Lemonio

California Lemon Laws

California Lemon Law Details
There is a long standing tradition in Hollywood to give credit to everyone associated with the making of a movie or TV show. From the stars, writers and directors on down to the personal assistants and caterers; everybody gets a mention in the credit roll. It would only stand to reason that a California Lemon Law written to protect consumers couldn't just be called that. Nor could it merely be called Section 1790-1790.4 of the Civil Code.

In California, the lemon law is referred to as the Song-Beverly Warranty Rights. These would be the names of the two legislatures who originally put forth the bill. Although they might not get a star on the Hollywood walk of fame, you will certainly remember their name if you ever get stuck with a lemon.

One unique benefit of the California Lemon Law is that it extends for the entire period of your warranty. In other words, if you have a three year warrant and your "lemon problem" crops up after two years, you can still seek a remedy. However, there is a statute of limitations of four years from when the warranty expires to when you can bring a lawsuit. Bottom line: don't wait!

California Lemon Law Qualifications
Built on the template of other states' lemon laws, the California version states that if you have a defect with your car that is covered by your warranty you need to allow the car maker a reasonable amount of attempts to fix the problem. That reasonable amount has a limit of four or 30 days of non-use; whichever comes first.

After that time, you can seek a remedy from the car maker. There are a few caveats with these qualifications.

First of all, this law only applies to cars that have been bought primarily for personal or family use. If the car in question was purchased for a business or company car then the gross vehicle weight needs to come in under 10,000 pounds.
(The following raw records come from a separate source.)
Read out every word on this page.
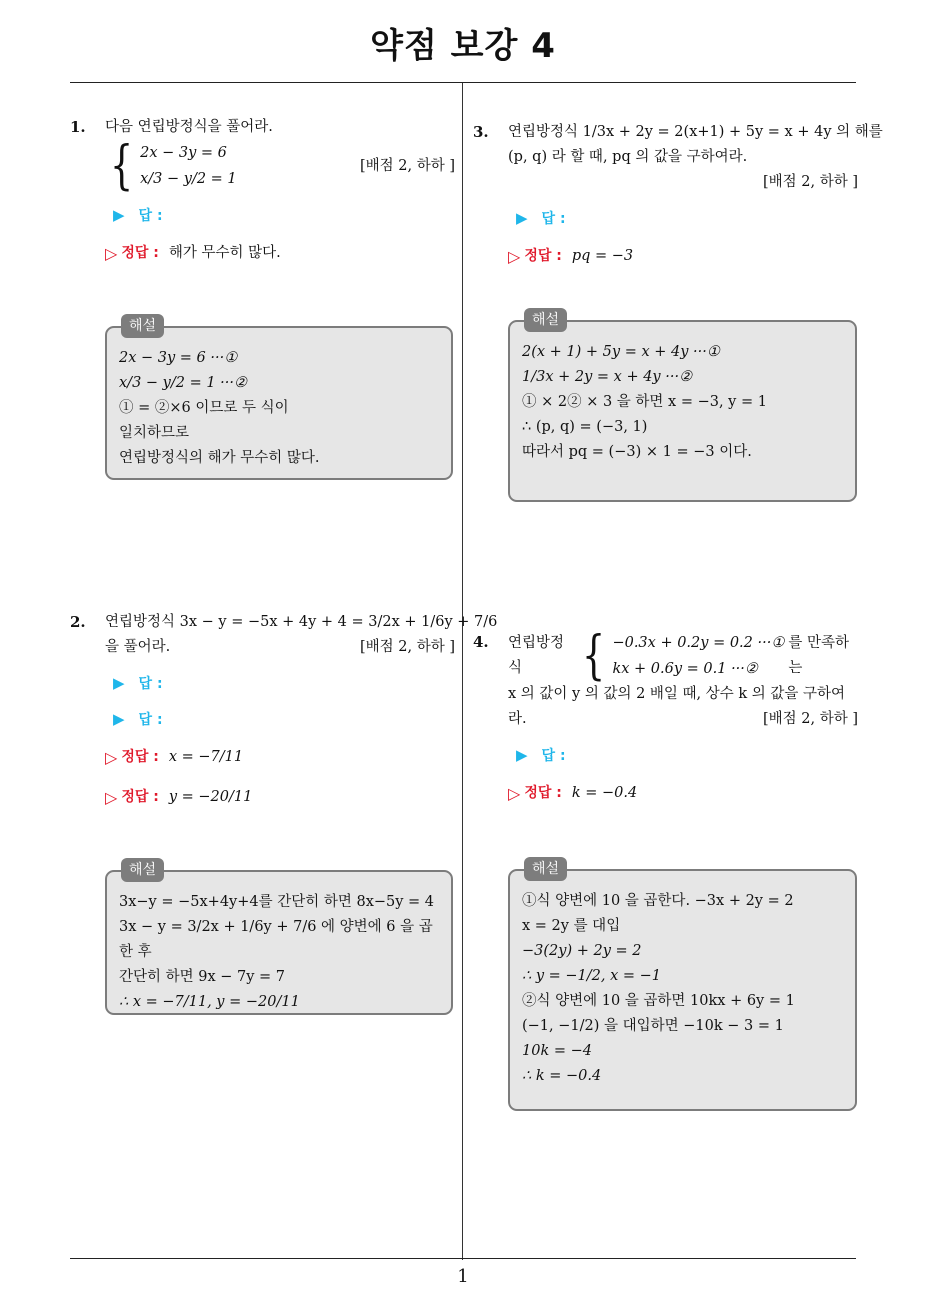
약점 보강 4
1
1. 다음 연립방정식을 풀어라.
{ 2x − 3y = 6
x/3 − y/2 = 1
[배점 2, 하하 ]
▶ 답 :
▷ 정답 : 해가 무수히 많다.
해설
2x − 3y = 6 ···①
x/3 − y/2 = 1 ···②
① = ②×6 이므로 두 식이
일치하므로
연립방정식의 해가 무수히 많다.
2. 연립방정식 3x − y = −5x + 4y + 4 = 3/2x + 1/6y + 7/6
을 풀어라.	[배점 2, 하하 ]
▶ 답 :
▶ 답 :
▷ 정답 : x = −7/11
▷ 정답 : y = −20/11
해설
3x−y = −5x+4y+4를 간단히 하면 8x−5y = 4
3x − y = 3/2x + 1/6y + 7/6 에 양변에 6 을 곱한 후
간단히 하면 9x − 7y = 7
∴ x = −7/11, y = −20/11
3. 연립방정식 1/3x + 2y = 2(x+1) + 5y = x + 4y 의 해를
(p, q) 라 할 때, pq 의 값을 구하여라.
[배점 2, 하하 ]
▶ 답 :
▷ 정답 : pq = −3
해설
2(x + 1) + 5y = x + 4y ···①
1/3x + 2y = x + 4y ···②
① × 2② × 3 을 하면 x = −3, y = 1
∴ (p, q) = (−3, 1)
따라서 pq = (−3) × 1 = −3 이다.
4. 연립방정식	{ −0.3x + 0.2y = 0.2 ···①
kx + 0.6y = 0.1 ···②
를 만족하는
x 의 값이 y 의 값의 2 배일 때, 상수 k 의 값을 구하여
라.	[배점 2, 하하 ]
▶ 답 :
▷ 정답 : k = −0.4
해설
①식 양변에 10 을 곱한다. −3x + 2y = 2
x = 2y 를 대입
−3(2y) + 2y = 2
∴ y = −1/2, x = −1
②식 양변에 10 을 곱하면 10kx + 6y = 1
(−1, −1/2) 을 대입하면 −10k − 3 = 1
10k = −4
∴ k = −0.4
This law does not cover motorcycles or off-road vehicles.

California Lemon Law Remedies
If a car maker has their own state-certified arbitration board, you will need to work through them to resolve the matter. The key word there is "state-certified." If the auto manufacturer does not have a state-certified program then they will have to automatically comply with the California code.

Under the law, if your car has met the qualifications for what constitutes a lemon, then you are entitled to a replacement car or full refund. That choice will be yours. Along with that choice the car maker will be responsible for paying for or refunding any sales or use tax, license, registration, and other official fees. Additionally, the car maker will also have to reimburse you any costs you paid out for towing, repairs or rental cars.

Even with all that potential refund coming your way, the auto maker is entitled to recoup a use cost for the vehicle. Basically this means they can charge for those times you actually got to drive the car when it wasn't in the shop.